Hottest Mess (S.I.N. #2)

“You don’t like it here.”


“No—I mean yes.” I exhale loudly. “Oh, fuck, Dallas. This place is amazing and you know it. It’s like we stepped into a different age. The band. The cocktails. The lighting. The whole ambiance.” I push my chair back and rise. “It’s like we’re not even ourselves anymore.”

“Jane?” He’s out of his seat, too, but I gesture him back down.

“No, no, stay. I just—I just need to go to the ladies’ room.”

I turn without waiting for his reply, and follow the signs to a restroom that is just as elegant as the rest of the Balcony. The door opens onto a lounge area, beyond which are individual stalls each complete with a toilet, sink, vanity, lighted mirror, and an upholstered stool to make reapplying makeup that much more comfortable.

Since I don’t actually need the restroom, I loiter in front of the mirrored wall in the lounge, ostensibly checking my outfit, but really trying to figure out what the fuck I’m doing. Or, more accurately, what the fuck Dallas is doing. It had been so incredibly hot in the theater, but now he’s reined it in so far that I can’t help but think he regrets it. That he’s trying to prove some point to himself or to me, and that he believes that making me come during the movie was a huge mistake, contrary to some idiotic plan that he’s outlined in his head to turn us into a normal couple.

Well, dammit, I don’t want to be normal.

Or, rather, I want our normal. Mine and Dallas’s. Just like I told him at the house. Just like he’d understand if he’d just listen to me and actually let my words penetrate his goddamn thick skull.

Resolved, I turn away from the mirror, planning to head for the door. I’m going to go back out there, plunk myself down at the table beside him, and demand that Dallas tell me every single thing that is going through his head. That he explain what he’s doing, why he’s doing it, and why the hell he didn’t lay me out and fuck me hard in the limo.

At least, that’s my plan. I don’t get very far because the second I turn around, the door opens, and Dallas strides in.

I open my mouth to speak, but he shakes his head and the words die in my throat. Before I even have time to think, he’s across the lounge, his hands on my shoulders pushing me back against the mirror, his mouth crushing against mine, his hand sliding up my thigh to cup my bare sex.

I moan against his mouth, and he takes full advantage, deepening the kiss, his tongue exploring, his teeth clashing with mine. He takes my lower lip and sucks on it even as his fingers stroke me, then he bites my lip as he thrusts two fingers hard inside of me, and I try to cry out, but I can’t because he is claiming all of me, so much that I can’t even make a sound.
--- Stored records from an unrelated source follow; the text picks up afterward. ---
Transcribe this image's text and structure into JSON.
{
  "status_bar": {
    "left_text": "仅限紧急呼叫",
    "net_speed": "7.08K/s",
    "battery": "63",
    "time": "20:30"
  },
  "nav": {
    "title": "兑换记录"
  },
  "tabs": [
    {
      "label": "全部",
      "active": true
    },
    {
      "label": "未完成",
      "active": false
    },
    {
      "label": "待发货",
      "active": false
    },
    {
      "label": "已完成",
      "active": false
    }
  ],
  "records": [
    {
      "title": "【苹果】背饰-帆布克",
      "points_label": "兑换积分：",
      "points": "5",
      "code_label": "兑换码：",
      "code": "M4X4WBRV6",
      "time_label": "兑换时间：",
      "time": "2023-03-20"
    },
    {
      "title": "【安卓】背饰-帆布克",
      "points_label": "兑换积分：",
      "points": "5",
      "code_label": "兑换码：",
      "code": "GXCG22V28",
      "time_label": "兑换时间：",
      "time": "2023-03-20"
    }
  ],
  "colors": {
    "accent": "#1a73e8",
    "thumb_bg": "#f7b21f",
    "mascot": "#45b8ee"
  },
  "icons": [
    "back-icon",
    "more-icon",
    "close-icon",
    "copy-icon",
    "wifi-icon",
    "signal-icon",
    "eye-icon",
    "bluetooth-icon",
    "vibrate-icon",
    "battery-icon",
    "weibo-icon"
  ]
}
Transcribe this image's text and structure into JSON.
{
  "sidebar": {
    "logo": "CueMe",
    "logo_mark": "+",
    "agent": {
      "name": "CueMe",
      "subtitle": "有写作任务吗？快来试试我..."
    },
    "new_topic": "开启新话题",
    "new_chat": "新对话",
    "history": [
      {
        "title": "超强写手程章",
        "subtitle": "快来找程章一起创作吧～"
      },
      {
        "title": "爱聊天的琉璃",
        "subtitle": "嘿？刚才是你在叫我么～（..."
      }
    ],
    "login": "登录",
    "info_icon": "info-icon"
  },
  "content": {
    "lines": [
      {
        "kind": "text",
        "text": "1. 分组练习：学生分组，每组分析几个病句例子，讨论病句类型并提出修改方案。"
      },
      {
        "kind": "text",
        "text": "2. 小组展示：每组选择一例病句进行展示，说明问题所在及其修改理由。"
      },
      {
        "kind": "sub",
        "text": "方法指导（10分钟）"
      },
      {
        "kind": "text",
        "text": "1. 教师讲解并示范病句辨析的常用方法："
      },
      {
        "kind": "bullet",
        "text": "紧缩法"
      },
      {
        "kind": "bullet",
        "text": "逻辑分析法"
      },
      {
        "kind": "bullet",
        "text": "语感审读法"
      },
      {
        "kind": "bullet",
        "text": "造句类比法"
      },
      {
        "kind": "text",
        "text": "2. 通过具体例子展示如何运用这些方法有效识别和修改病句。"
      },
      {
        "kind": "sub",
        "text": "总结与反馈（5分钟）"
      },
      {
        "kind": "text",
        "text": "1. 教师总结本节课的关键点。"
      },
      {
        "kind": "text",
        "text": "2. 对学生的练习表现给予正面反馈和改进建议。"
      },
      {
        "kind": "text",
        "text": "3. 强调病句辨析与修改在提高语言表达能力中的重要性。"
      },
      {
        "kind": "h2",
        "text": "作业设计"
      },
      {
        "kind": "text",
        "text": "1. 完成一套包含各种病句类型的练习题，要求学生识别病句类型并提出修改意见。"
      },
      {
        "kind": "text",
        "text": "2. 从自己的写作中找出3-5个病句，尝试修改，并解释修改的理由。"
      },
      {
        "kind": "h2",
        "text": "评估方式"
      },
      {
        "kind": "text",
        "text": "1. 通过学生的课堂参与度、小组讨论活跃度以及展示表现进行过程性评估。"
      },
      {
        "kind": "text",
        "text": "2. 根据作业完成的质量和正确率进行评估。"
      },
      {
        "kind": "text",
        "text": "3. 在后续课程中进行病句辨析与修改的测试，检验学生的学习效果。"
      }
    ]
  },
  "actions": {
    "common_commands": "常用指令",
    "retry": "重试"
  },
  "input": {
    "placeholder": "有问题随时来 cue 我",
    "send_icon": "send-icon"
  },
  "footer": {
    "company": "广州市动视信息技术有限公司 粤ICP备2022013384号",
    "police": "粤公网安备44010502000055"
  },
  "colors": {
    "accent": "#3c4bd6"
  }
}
I’m melting in his arms, and I don’t even care that we’re in the ladies lounge of a popular nightclub. All I need is what he’s giving me. All I want is to revel in the sensation of Dallas—his touch, his scent, him. The man I’ve been craving all night. Because he’s back. Oh, thank god, he’s back, and I just want to get lost in him.

At least until I hear the toilet flush in the back part of the restroom, and my body grows stiff and cold as I realize we’re not alone.

I try to push away, but he only holds me closer, his mouth hard and hot against mine, his fingers stroking inside me as his thumb teases my clit. I hear footsteps, and I squirm, needing to get away. He raises his hand to the side of my face, blocking me from view of whoever is coming. But that’s not enough. We’re still here, and someone is going to see, and it’s so fucking out of control and I’m so damn wet—and so damn scared that we’ll be found out. That whoever it is won’t just avert their eyes and walk away, but will confront Dallas. Will see me. And then the world will know and—

And—

Oh, Christ, what then?

My mind is whirling and it feels like a million hours have gone by, but then I hear the stall door open and the click of high heels on the marble floor and I realize that hardly any time has passed, and I can still push away. I can still end this. I could thrust my leg up—I could knee him, break his hold. God knows I’ve done it enough in self-defense classes. But damn me, I don’t want to.

I don’t want to.

The realization sweeps over me, and I relax, surrendering to his touch, growing wetter and hotter and wilder as the steps continue, then soften on the carpeting.